Botnets are the bane of the internet. Criminals use these groups of computers infected with malicious software to propagate spam, send phishing emails, guess passwords, impersonate users, and break encryption. Their most pernicious use, however, is to carry out distributed denial of service (DDoS) attacks. DDoS attacks harness the power of the individual computers that make up the botnet to send internet traffic to a target, thereby blocking legitimate traffic. As much as 30 percent of all internet traffic may be attributable to botnets, and most of that traffic is from DDoS attacks.
Most DDoS attacks are criminal in nature, often used by companies to take down their competitors’ websites or servers; however, China, Russia, and Iran have all harnessed botnets for geopolitical purposes. A motivated nation-state actor could easily harness millions of systems to shut down countries’ domestic networks or target core internet infrastructure and shut the internet down globally. For foreign governments, there are certainly scenarios where they might judge such actions to be to their advantage.
Cybercrime today may cost the global economy $600 billion per year, with much of that loss tied to botnets, and those losses are only set to grow. About sixteen billion devices are connected to the internet today, and both that number and the number of vulnerable and infected devices are expected to double in the next five years.

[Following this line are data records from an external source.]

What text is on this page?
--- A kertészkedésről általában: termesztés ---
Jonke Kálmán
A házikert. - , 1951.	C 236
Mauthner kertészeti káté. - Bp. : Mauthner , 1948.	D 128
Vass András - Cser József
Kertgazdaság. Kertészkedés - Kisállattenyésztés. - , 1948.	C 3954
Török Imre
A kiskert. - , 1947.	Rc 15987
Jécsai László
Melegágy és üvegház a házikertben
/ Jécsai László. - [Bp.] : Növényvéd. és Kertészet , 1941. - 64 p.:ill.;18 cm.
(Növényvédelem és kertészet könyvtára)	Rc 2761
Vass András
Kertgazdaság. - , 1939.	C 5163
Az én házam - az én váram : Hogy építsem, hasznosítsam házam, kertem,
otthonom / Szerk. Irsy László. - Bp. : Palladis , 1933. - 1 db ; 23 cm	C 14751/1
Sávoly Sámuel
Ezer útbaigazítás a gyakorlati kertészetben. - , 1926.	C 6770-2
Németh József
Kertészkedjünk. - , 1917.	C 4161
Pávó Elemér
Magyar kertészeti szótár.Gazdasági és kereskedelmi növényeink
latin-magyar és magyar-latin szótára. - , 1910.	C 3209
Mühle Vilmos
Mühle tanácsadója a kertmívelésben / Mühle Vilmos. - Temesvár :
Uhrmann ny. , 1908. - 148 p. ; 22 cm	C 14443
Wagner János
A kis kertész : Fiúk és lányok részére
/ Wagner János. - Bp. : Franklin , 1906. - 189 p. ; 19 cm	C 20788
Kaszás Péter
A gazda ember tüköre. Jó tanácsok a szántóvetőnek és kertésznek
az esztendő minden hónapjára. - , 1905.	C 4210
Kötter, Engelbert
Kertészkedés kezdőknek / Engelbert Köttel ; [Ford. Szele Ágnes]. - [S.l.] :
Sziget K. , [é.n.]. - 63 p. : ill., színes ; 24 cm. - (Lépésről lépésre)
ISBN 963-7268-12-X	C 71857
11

Even if only the tiniest fraction of these devices is infected with botnets, malicious actors will have enormous disruptive potential at their disposal. Thus an ambitious goal of zero botnets is necessary.
To achieve that goal, information security experts first need to do a better job of measuring current botnet activity and set incremental goals for reductions. Nations and international institutions should then work to establish the principle that states are responsible for the harm that botnets based within their borders cause to others. When governments are unable or unwilling to be responsible, other states may be justified in taking action, in or out of the cyber domain, to thwart cross-border effects. Similarly, at the internet service provider (ISP) level, good stewards of online spaces need to hold other ISPs accountable for the bad traffic leaving their networks. The makers of devices that are vulnerable to becoming parts of botnets need to be incentivized to secure their devices, and the resellers of those devices should use their leverage to hold them accountable. Hosting providers, name registrars, and other components of the internet ecosystem that are used by botnets should be pressured to police themselves and prevent their services from being used for criminal purposes. Finally, when these measures fail to suppress the growth of botnets, an ongoing international effort to take down botnets is necessary.